Kelechi Anucha is a Lecturer in Literature and Environmental Justice at the University of Manchester, and Programme Director of the MA in Arts, Culture and Environments, a course which addresses the complex context of the climate crisis through critical and creative practice. She is an Honorary Fellow of the Institute for Medical Humanities, Durham University and Co-lead of the Wellcome Trust funded Black Health and the Humanities Network.
Arya Thampuran is an Assistant Professor at the Institute for Medical Humanities, Durham University and co-lead of the Black Health and the Humanities Network in her day job, and a yoga instructor pre-sunrise/post-sunset.
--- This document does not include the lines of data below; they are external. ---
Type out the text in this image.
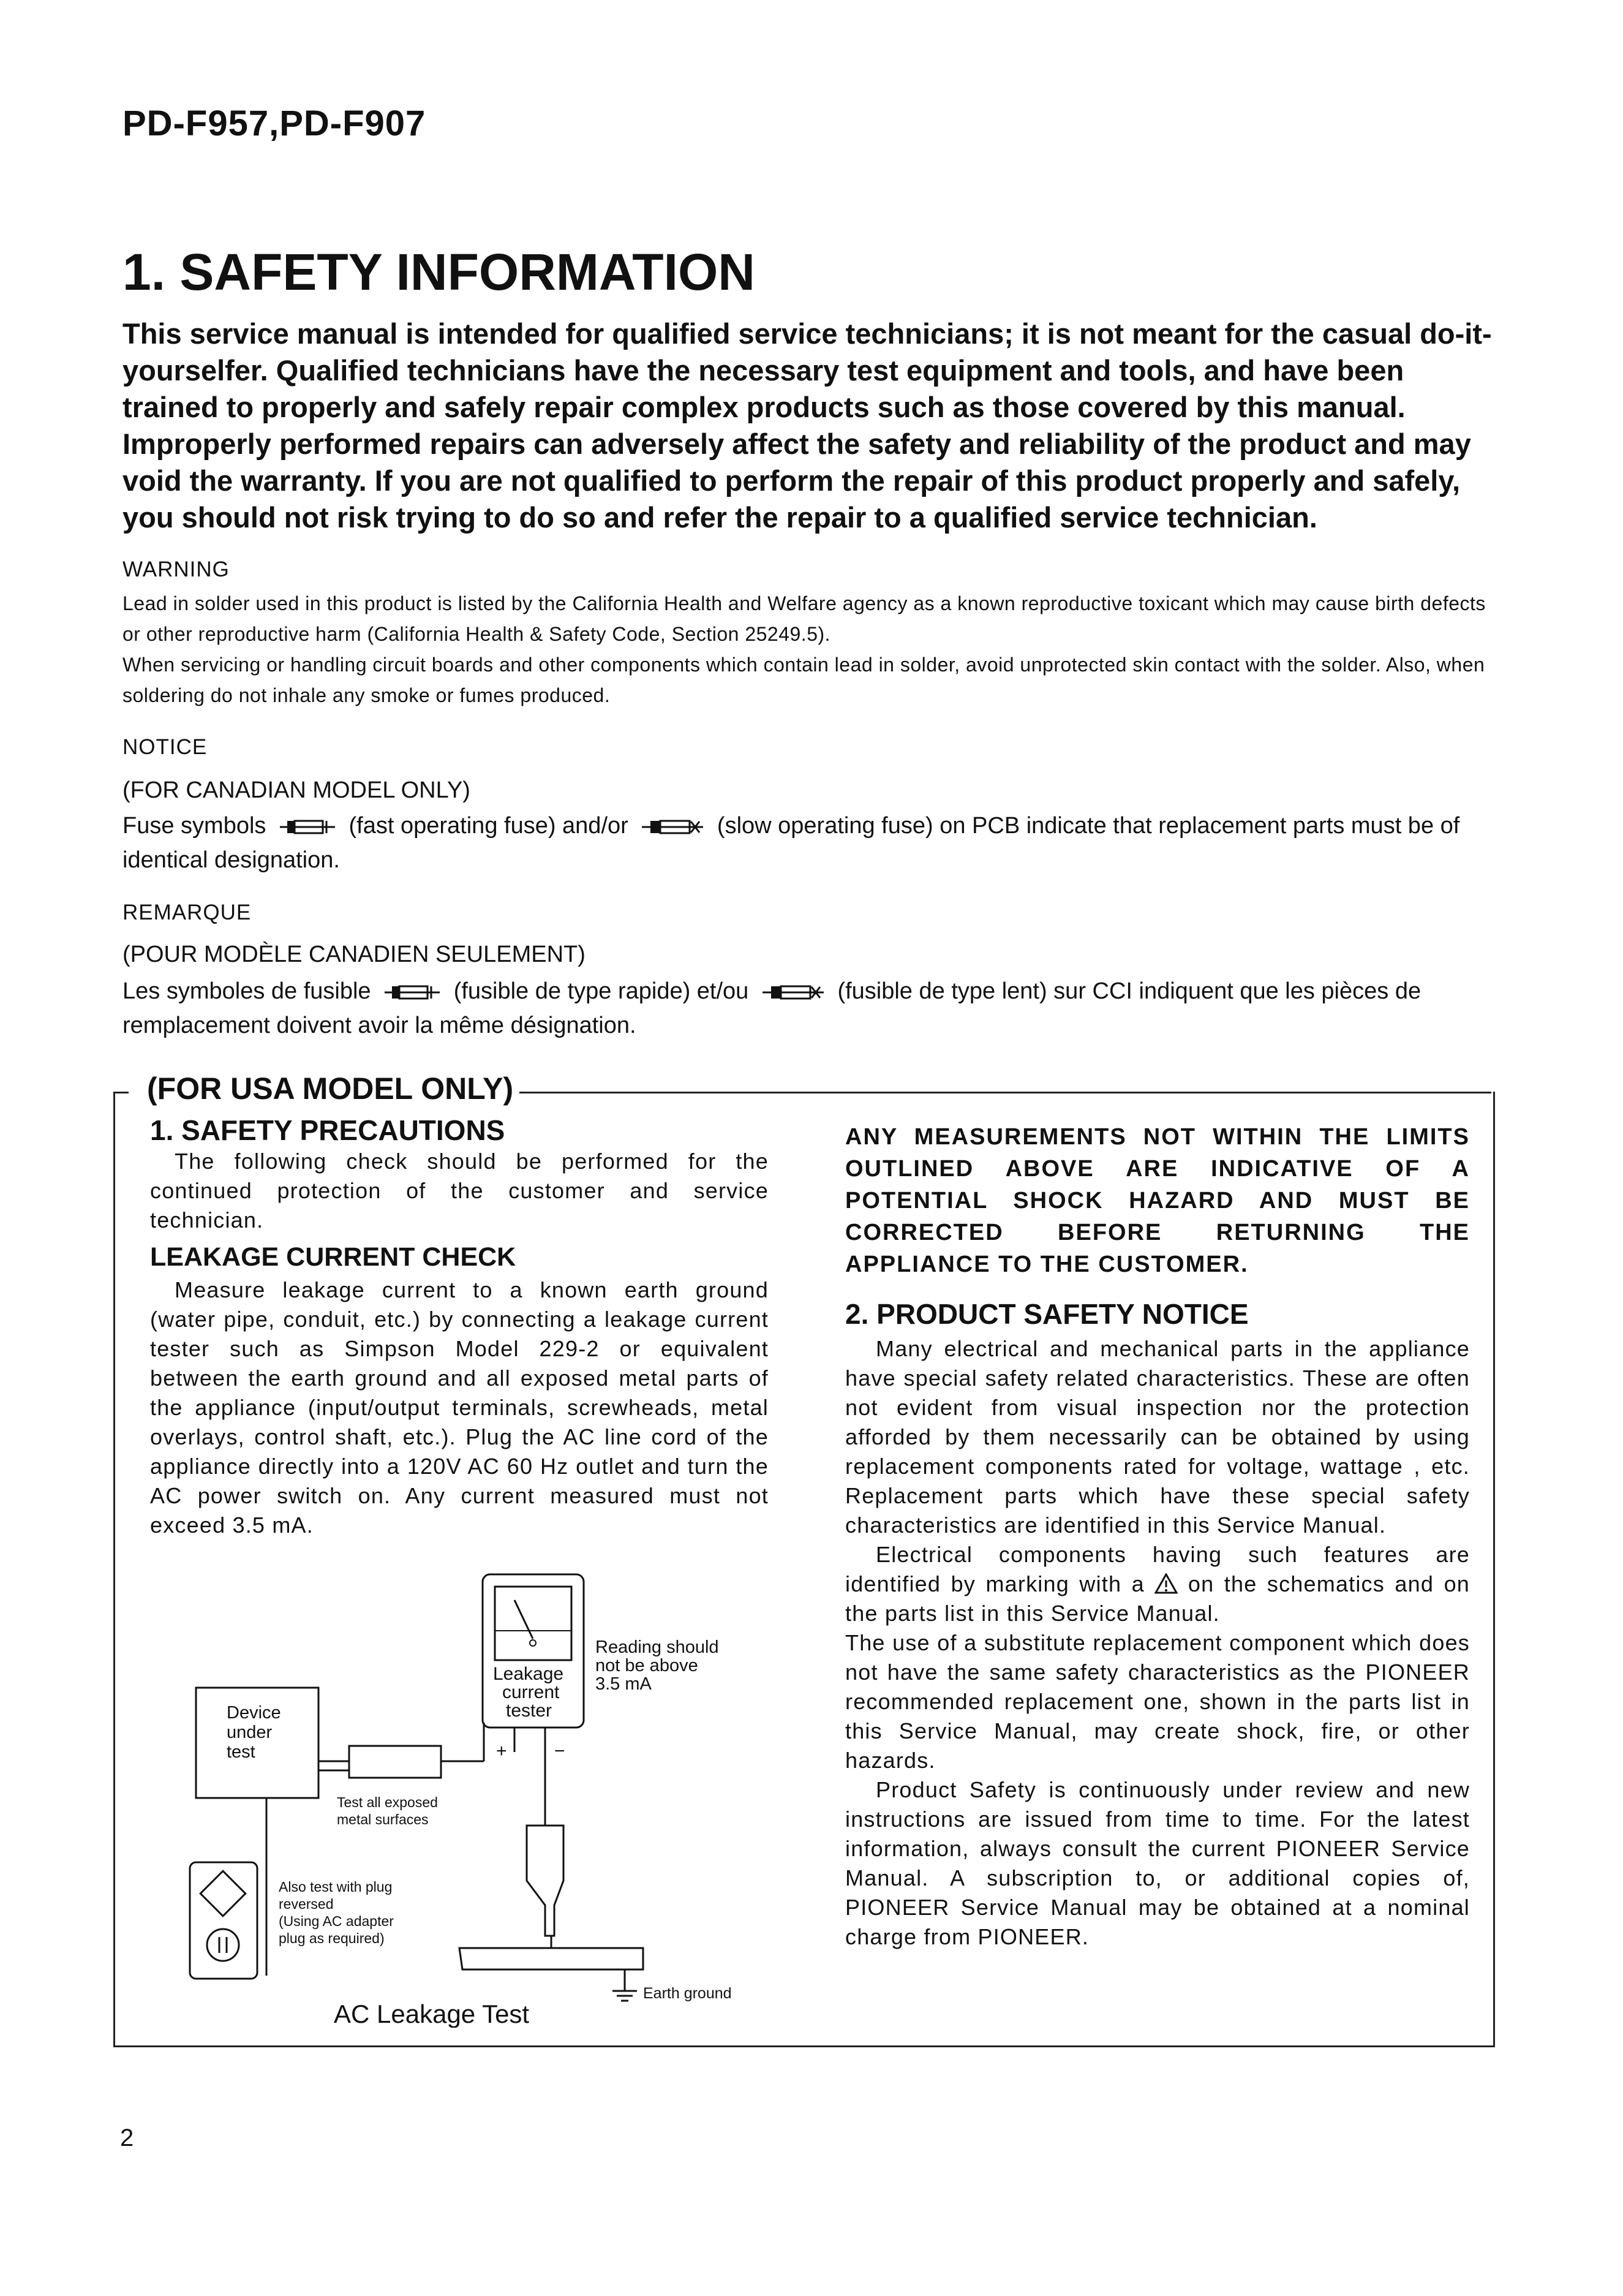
PD-F957,PD-F907
1. SAFETY INFORMATION
This service manual is intended for qualified service technicians; it is not meant for the casual do-it-yourselfer. Qualified technicians have the necessary test equipment and tools, and have been trained to properly and safely repair complex products such as those covered by this manual. Improperly performed repairs can adversely affect the safety and reliability of the product and may void the warranty. If you are not qualified to perform the repair of this product properly and safely, you should not risk trying to do so and refer the repair to a qualified service technician.
WARNING
Lead in solder used in this product is listed by the California Health and Welfare agency as a known reproductive toxicant which may cause birth defects or other reproductive harm (California Health & Safety Code, Section 25249.5).
When servicing or handling circuit boards and other components which contain lead in solder, avoid unprotected skin contact with the solder. Also, when soldering do not inhale any smoke or fumes produced.
NOTICE
(FOR CANADIAN MODEL ONLY)
Fuse symbols	(fast operating fuse) and/or	(slow operating fuse) on PCB indicate that replacement parts must be of identical designation.
REMARQUE
(POUR MODÈLE CANADIEN SEULEMENT)
Les symboles de fusible	(fusible de type rapide) et/ou	(fusible de type lent) sur CCI indiquent que les pièces de remplacement doivent avoir la même désignation.
(FOR USA MODEL ONLY)
1. SAFETY PRECAUTIONS
The following check should be performed for the continued protection of the customer and service technician.
LEAKAGE CURRENT CHECK
Measure leakage current to a known earth ground (water pipe, conduit, etc.) by connecting a leakage current tester such as Simpson Model 229-2 or equivalent between the earth ground and all exposed metal parts of the appliance (input/output terminals, screwheads, metal overlays, control shaft, etc.). Plug the AC line cord of the appliance directly into a 120V AC 60 Hz outlet and turn the AC power switch on. Any current measured must not exceed 3.5 mA.
Device
under
test
Test all exposed
metal surfaces
Also test with plug
reversed
(Using AC adapter
plug as required)
Leakage
current
tester
+	−
Earth ground
Reading should
not be above
3.5 mA
AC Leakage Test
ANY MEASUREMENTS NOT WITHIN THE LIMITS OUTLINED ABOVE ARE INDICATIVE OF A POTENTIAL SHOCK HAZARD AND MUST BE CORRECTED BEFORE RETURNING THE APPLIANCE TO THE CUSTOMER.
2. PRODUCT SAFETY NOTICE

Many electrical and mechanical parts in the appliance have special safety related characteristics. These are often not evident from visual inspection nor the protection afforded by them necessarily can be obtained by using replacement components rated for voltage, wattage , etc. Replacement parts which have these special safety characteristics are identified in this Service Manual.

Electrical components having such features are identified by marking with a on the schematics and on the parts list in this Service Manual.

The use of a substitute replacement component which does not have the same safety characteristics as the PIONEER recommended replacement one, shown in the parts list in this Service Manual, may create shock, fire, or other hazards.

Product Safety is continuously under review and new instructions are issued from time to time. For the latest information, always consult the current PIONEER Service Manual. A subscription to, or additional copies of, PIONEER Service Manual may be obtained at a nominal charge from PIONEER.

2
These roles capture her interests in mental health and healing, engaging with communal knowledges and practices around wellbeing. Her work is broadly situated at the intersection of the medical humanities and critical race studies; she is interested in how creative practitioners in contemporary African diasporic contexts express distress and healing, in ways that re-script prevailing psychiatric narratives of illness and wellness. Principally, her work is committed to a decolonial and intersectional approach.
This event is hosted by The Narrative Practices Lab of the Discovery Research Platform for Medical Humanities.
This hybrid event is free to attend. The zoom link will be shared closer to the date.